Friday, August 23, 2013


I'll be honest with you.  I listen to all kinds of music.  I like everything (except "music" that is just yelling and screaming and obscenities).  The kids and I often flip through radio stations as we travel around.  I do not like talk radio.  For some reason, talk on the radio gives me flashbacks to one of my professors at Mars Hill College.  I remember falling asleep in that class several times...I can't even remember what class it was, just that the professor droned on and on that I would lose focus and check out.  Talk radio has the same effect on me...which is obviously not a good plan while I'm driving. 

The other day I was driving from Arden to Oakley, and I had the radio on to our local Christian station.  It was the transition part of the day where the music goes away and the talking begins.  Usually, I flip the station, but I didn't this time.  Focus on the Family was coming on the air and Jim Daly's intro stuck with me.  He was talking about marriage, and I was poised to switch stations, but I really liked this imagery.  He said something to the effect that our culture today views marriage as a contract, not a vow.  He also used pledge and covenant as words we should associate with marriage.  I'm a words person, and that may have been what sucked me in.  

When I got home that evening, I started looking up definitions and origins of phrases.  So, bear with me (definitions from

contract- an agreement between two or more parties for the doing or not doing of something specified.
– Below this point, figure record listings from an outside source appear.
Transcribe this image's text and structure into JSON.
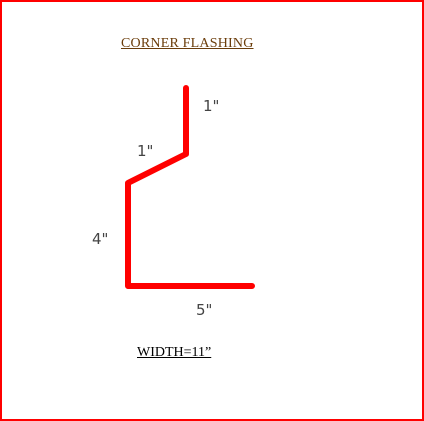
{
  "title": "CORNER  FLASHING",
  "colors": {
    "frame": "#ff0000",
    "profile": "#ff0000",
    "title": "#6b3d0b",
    "dimensions": "#444444",
    "width_label": "#000000"
  },
  "dimensions": {
    "top_leg": "1\"",
    "slope_leg": "1\"",
    "vertical_leg": "4\"",
    "bottom_leg": "5\""
  },
  "width_label": "WIDTH=11”"
}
vow- a solemn promise or assertion; specifically : one by which a person is bound to an act, service, or condition; to bind or consecrate

pledge- solemn promise or agreement to do or refrain from doing something:

covenant-  usually formal, solemn, and binding agreement 

When I hear the word "contract", I think of a business agreement.  I have the image of a deal being struck and each person is obligated to the agreement until they have fulfilled their end of the deal.  If I look at this same word while viewing marriage, it's disturbing.  Like Dr. Daly was saying, many people have this view on their marital relationships.  Once someone has "put in their time" or they feel they've done their part of the deal, they can break their contract.  
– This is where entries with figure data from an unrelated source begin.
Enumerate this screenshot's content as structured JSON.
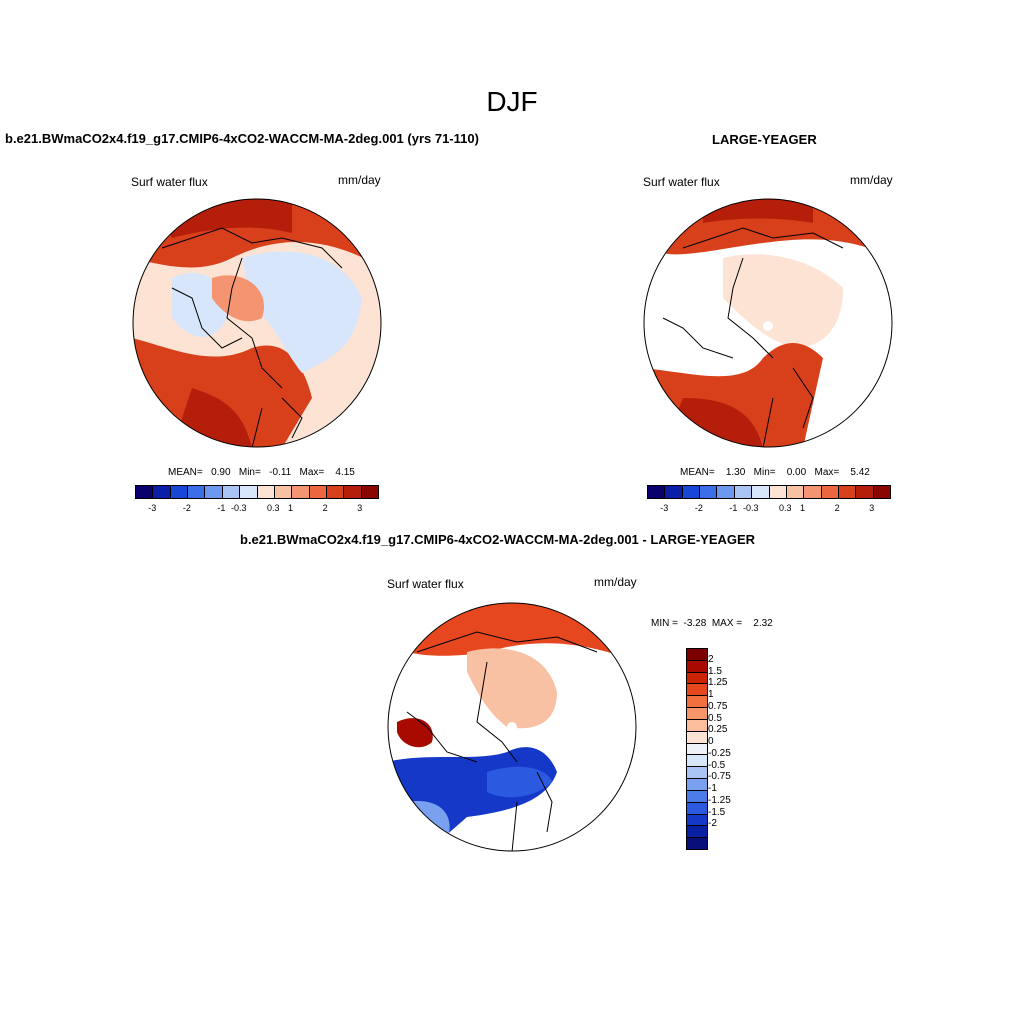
{
  "main_title": "DJF",
  "panels": {
    "model": {
      "title": "b.e21.BWmaCO2x4.f19_g17.CMIP6-4xCO2-WACCM-MA-2deg.001 (yrs 71-110)",
      "variable": "Surf water flux",
      "units": "mm/day",
      "stats": "MEAN=   0.90   Min=   -0.11   Max=    4.15",
      "colorbar_ticks": [
        "-3",
        "-2",
        "-1",
        "-0.3",
        "0.3",
        "1",
        "2",
        "3"
      ]
    },
    "obs": {
      "title": "LARGE-YEAGER",
      "variable": "Surf water flux",
      "units": "mm/day",
      "stats": "MEAN=    1.30   Min=    0.00   Max=    5.42",
      "colorbar_ticks": [
        "-3",
        "-2",
        "-1",
        "-0.3",
        "0.3",
        "1",
        "2",
        "3"
      ]
    },
    "diff": {
      "title": "b.e21.BWmaCO2x4.f19_g17.CMIP6-4xCO2-WACCM-MA-2deg.001 - LARGE-YEAGER",
      "variable": "Surf water flux",
      "units": "mm/day",
      "stats": "MIN =  -3.28  MAX =    2.32",
      "colorbar_ticks": [
        "2",
        "1.5",
        "1.25",
        "1",
        "0.75",
        "0.5",
        "0.25",
        "0",
        "-0.25",
        "-0.5",
        "-0.75",
        "-1",
        "-1.25",
        "-1.5",
        "-2"
      ]
    }
  },
  "colors": {
    "abs_palette": [
      "#08006b",
      "#0a1ea8",
      "#1846d6",
      "#3a6fe8",
      "#6e98f0",
      "#a9c4f5",
      "#d7e6fb",
      "#fde3d3",
      "#f9c1a3",
      "#f59470",
      "#ec6740",
      "#d8401c",
      "#b51e0a",
      "#8a0600"
    ],
    "diff_palette": [
      "#7d0000",
      "#a80a00",
      "#cc2300",
      "#e6471f",
      "#f2703f",
      "#f7956a",
      "#fbbd9b",
      "#fde3d3",
      "#eef2f8",
      "#d7e6fb",
      "#a9c4f5",
      "#7aa1f0",
      "#4d7ce8",
      "#2b5ae0",
      "#1538c8",
      "#0a20a4",
      "#070f7a"
    ],
    "land": "#ffffff",
    "coast": "#000000"
  }
}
Now, please hear me when I say that I am a realist.  I am fighting very hard not to be a cynic, but I am absolutely not a romantic.  BUT, when I looked at the words "vow", "pledge", and "covenant" I feel very hopeful.  In the definitions for all of these terms, the word solemn is linked to it.  In other words, this is serious!  And, I love the imagery used with "bound" and "binding" in the above definitions.  If people went into a marriage seriously promising to tie themselves to their mate for life, what a difference.  In my little mind, I use words and pictures together.  I hear bound and I think of a mother with a child swaddled and wrapped closely to her body.  The two of them are bound together. They can feel each other and see each other.  If the Mama stumbles, the baby will feel it.  I think of captives who are bound to one another with chains.  They are sharing the experience, they are linked together,  Whatever one does, the other feels.  

At my most romantic (which is limited at best) I envision a husband and wife saying to one another that solemnly vow, seriously promise, to tie their life up with their mate.  They are saying that if you hurt, I'll hurt. If you rejoice, I'll rejoice.  If you fall, I'll stumble...but because we are bound together, I'll help pull you back up.  I wish people would really think about the words they say on their wedding day.  I wish they would realized how heavy a vow is.  I wish more people would weigh out the promises they make to another person...If ever I am fortunate enough to take that vow again, I will have to think long and hard about what words to use.  If I am going to bind my life with someone else, I want to know that the bond will be unbreakable.

I have learned there is no guarantee in relationships.  But, I wholeheartedly believe that if Christ is the center of a marriage, that marriage will survive and thrive.  Do you remember making friendship bracelets when you were younger?  Remember getting those three pieces of thread, knotting them together at the top, then weaving them together to make your jewelry?  That's what I picture for a marriage...three strands...husband, wife, and Christ...woven together in their hearts, minds, and life...bound together, not to be broken apart.